Н. Т. Чем дольше ты работаешь во власти, тем больше ты себя с ней ассоциируешь. Ты уже не можешь сказать, что ты всего лишь пресс-секретарь председателя правительства, что у тебя понятный круг обязанностей и ты отвечаешь только за них. Ты отвечаешь за очень многое и обязан это осознавать.
У нас так устроена система власти, что существует первый и единственный политик в стране — Владимир Путин. Непонятно в этом смысле, чем занимается правительство.

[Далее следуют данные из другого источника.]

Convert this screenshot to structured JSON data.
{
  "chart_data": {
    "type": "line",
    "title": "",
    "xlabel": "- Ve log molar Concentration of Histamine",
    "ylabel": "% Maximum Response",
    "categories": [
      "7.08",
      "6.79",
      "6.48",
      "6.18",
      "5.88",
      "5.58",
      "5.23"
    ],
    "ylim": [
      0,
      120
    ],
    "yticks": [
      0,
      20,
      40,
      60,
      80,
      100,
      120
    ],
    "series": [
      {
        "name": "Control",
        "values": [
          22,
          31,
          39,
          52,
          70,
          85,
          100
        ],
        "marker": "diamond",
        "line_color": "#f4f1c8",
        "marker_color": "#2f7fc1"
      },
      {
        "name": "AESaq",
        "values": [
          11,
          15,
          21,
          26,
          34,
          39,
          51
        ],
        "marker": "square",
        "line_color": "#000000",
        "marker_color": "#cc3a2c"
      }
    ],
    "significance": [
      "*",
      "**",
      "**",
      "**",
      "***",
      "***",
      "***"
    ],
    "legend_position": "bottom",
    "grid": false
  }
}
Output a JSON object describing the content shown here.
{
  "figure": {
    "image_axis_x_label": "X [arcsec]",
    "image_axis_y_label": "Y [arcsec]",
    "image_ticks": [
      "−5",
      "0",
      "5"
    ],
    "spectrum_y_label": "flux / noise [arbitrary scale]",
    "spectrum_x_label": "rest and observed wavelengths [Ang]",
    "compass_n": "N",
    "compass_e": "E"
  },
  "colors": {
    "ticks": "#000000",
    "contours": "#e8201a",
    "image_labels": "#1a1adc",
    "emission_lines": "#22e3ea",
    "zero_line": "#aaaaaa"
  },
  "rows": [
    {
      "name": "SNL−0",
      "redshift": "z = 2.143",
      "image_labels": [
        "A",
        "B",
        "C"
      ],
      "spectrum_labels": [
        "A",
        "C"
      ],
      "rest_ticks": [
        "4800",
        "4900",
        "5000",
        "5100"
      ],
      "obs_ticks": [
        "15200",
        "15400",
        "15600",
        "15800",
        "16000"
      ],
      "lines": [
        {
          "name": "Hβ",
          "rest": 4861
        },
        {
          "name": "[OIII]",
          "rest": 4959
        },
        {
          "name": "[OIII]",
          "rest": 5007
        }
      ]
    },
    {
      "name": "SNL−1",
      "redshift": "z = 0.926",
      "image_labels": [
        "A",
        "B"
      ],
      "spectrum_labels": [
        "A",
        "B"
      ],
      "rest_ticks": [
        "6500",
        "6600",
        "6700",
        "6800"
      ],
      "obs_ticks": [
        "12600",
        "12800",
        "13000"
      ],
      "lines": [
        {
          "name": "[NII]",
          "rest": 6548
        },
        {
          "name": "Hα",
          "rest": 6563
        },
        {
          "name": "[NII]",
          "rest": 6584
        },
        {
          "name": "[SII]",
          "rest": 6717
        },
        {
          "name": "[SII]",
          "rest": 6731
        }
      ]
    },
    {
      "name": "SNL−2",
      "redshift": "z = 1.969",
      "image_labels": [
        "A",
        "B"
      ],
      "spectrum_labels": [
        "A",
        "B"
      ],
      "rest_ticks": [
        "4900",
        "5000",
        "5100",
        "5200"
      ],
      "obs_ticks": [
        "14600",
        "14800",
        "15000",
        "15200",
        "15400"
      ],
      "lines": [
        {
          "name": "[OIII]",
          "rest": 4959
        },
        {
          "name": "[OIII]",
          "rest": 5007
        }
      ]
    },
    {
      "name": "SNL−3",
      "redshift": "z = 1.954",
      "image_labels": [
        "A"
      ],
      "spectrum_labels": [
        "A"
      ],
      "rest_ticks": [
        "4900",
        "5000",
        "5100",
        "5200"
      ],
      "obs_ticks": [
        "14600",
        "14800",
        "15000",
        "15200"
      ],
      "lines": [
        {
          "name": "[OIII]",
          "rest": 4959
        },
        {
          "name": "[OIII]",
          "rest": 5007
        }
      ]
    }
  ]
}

Если вам это непонятно — тогда я плохо работаю. Статус правительства определен Конституцией. Есть несколько основных направлений, по которым оно работает. Есть президентские указы, которые правительство обязано исполнить, и существует постоянный контроль президента за этим. Есть «Основные направления деятельности правительства с 2012 по 2018 годы». Есть, наконец, бюджет — главный финансовый документ страны, который целиком и полностью готовится в правительстве. Так что приходите почаще в Белый дом — узнаете, как много работы там делается. Я, кстати, никогда не понимала словосочетание «техническое правительство». Правительство не может быть техническим, оно ежедневно принимает множество решений, напрямую влияющих на жизнь страны.
То есть нет ощущения, что при нынешней иерархии в вашей работе есть что-то бессмысленное?
Н. Т. Нынешняя иерархия, мне кажется, полностью соответствует политической реальности. Есть сильный президент, который определяет политический курс развития страны. Есть правительство с огромным объемом полномочий в экономической сфере. Есть Государственная дума и Совет Федерации. Очень понятная политическая система. Поверьте, работы мне хватает.
А в чем разница в вашей работе пресс-секретарем президента Медведева при премьере Путине и наоборот?
Н. Т. Конечно, быть пресс-секретарем президента — это самая сложная история, в определенном смысле вершина карьеры для пресс-секретаря. Особенно в нашей стране, где по Конституции очень сильна президентская власть. Но одновременно это означает, что ты на работе 24 часа в сутки. И ты никогда не принадлежишь себе. В любой момент ты должен быть готов к тому, что может что-то произойти и ты понадобишься. Ты можешь, как это было, например, во время грузино-осетинского конфликта, до четырех утра находиться в офисе. Потом приехать домой на пару часов, переодеться, почистить зубы и вернуться обратно. Это большие физические нагрузки: думаю, что часов, проведенных в самолете, у меня столько же, сколько у самых востребованных летчиков мира. Но и у пресс-секретаря премьера нагрузки не меньше. Кроме того, в аппарате правительства я еще курирую департамент культуры — новая для меня сфера деятельности.
Вы всегда тщательно создавали образ либерального пресс-секретаря у либерального президента.
Н. Т. Это не образ. Я была вполне либеральным пресс-секретарем. Кстати, быть либеральным пресс-секретарем — это значит понимать, что журналисты и СМИ имеют право на любую позицию, в том числе и ту, которая не нравится тебе или твоему начальству. Президент Медведев этот подход всегда разделял.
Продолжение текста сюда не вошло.